Outra situação verificada é que não houve prejuízo ao Município de Patos de Minas em relação à arrecadação decorrente da prestação do serviço de esgotamento sanitário, haja vista que, apesar de não receber nenhum valor decorrente da cobrança da tarifa de esgoto, a administração pública municipal também não teve nenhum gasto com a prestação do serviço. “Desse modo, resta evidente que o ato administrativo tratado nos autos não causou nenhuma lesão ao patrimônio do Município de Patos de Minas”, concluiu.
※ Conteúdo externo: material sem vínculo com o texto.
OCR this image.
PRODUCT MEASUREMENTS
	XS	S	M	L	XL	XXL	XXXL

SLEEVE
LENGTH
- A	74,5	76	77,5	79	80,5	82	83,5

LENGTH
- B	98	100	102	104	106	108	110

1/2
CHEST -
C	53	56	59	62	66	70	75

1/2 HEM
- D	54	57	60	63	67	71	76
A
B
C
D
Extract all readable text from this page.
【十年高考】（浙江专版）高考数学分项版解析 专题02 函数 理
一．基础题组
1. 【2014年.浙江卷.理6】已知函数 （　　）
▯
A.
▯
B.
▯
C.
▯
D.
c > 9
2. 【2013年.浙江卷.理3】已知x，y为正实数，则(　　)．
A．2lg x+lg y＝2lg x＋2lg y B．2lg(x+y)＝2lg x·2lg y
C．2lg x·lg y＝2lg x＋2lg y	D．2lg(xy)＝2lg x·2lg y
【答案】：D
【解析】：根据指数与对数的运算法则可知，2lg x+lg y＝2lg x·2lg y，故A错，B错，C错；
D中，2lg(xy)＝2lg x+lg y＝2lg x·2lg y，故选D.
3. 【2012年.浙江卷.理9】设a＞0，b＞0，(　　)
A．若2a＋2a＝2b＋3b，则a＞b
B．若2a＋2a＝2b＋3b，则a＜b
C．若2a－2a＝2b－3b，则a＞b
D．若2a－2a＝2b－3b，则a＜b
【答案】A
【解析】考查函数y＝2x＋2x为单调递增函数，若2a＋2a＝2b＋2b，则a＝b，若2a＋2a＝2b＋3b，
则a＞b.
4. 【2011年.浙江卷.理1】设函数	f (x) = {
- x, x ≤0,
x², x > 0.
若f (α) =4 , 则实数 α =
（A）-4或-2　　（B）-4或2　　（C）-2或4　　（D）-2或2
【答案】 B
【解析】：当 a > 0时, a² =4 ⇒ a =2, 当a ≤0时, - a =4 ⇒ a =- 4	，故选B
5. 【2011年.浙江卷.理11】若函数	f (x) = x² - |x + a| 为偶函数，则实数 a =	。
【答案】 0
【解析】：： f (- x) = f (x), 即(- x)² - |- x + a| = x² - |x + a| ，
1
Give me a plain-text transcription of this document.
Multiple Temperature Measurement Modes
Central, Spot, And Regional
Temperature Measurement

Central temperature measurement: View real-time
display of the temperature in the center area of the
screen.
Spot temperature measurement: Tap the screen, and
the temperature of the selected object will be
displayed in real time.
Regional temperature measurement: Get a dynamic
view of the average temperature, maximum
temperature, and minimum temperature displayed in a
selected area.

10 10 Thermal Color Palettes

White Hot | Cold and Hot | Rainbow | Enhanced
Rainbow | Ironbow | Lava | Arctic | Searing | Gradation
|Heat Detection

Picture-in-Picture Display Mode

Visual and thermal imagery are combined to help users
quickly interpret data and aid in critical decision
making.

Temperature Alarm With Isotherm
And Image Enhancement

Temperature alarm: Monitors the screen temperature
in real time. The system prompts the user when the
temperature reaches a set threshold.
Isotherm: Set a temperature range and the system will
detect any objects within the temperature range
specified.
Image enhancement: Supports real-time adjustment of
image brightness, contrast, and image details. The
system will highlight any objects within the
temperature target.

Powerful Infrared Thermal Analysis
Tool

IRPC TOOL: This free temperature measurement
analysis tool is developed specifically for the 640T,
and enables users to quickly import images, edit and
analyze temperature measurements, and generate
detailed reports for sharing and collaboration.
O juiz Rodrigo Assumpção ressaltou ainda que não se verificou nenhum vício de legalidade, haja vista que, em atenção ao princípio constitucional da separação dos poderes (art. 2º da CF/88), não há necessidade de aprovação legislativa para que o convênio fosse celebrado.

Ação Popular

A ação popular começou a tramitar de 2011. Na época, o então vereador Pedro Lucas e outros voluntários percorreram a cidade colhendo assinaturas. Mais de 10 mil pessoas concederam procuração para que o contrato com a Copasa fosse contestado na Justiça. A maior demora foi provocada por uma dúvida em torno da competência de quem deveria julgar a ação. O caso foi parar na última instância e só em 2016 é que o STJ decidiu ser a Justiça Estadual a responsável pelo caso. Em 2018, a justiça chegou a deferir o pedido liminar que proibia a Copasa para cobrar pela taxa de esgoto, no entanto o Tribunal de Justiça cassou a liminar, reconhecendo o direito da Copasa.

CPI

No final de 2021, os vereadores concluíram uma CPI, após meses de trabalho, com diversas audiências, verificando diversas irregularidades e sugerindo que o Prefeito Luís Eduardo Falcão rompesse com a Copasa por não cumprimento de contrato e falta de licitação. O Prefeito foi até a Câmara Municipal e anunciou que faria o rompimento. Depois disso, ele vem trabalhando para realizar uma nova licitação para contratar uma nova empresa para executar o serviço de água e esgoto em Patos de Minas.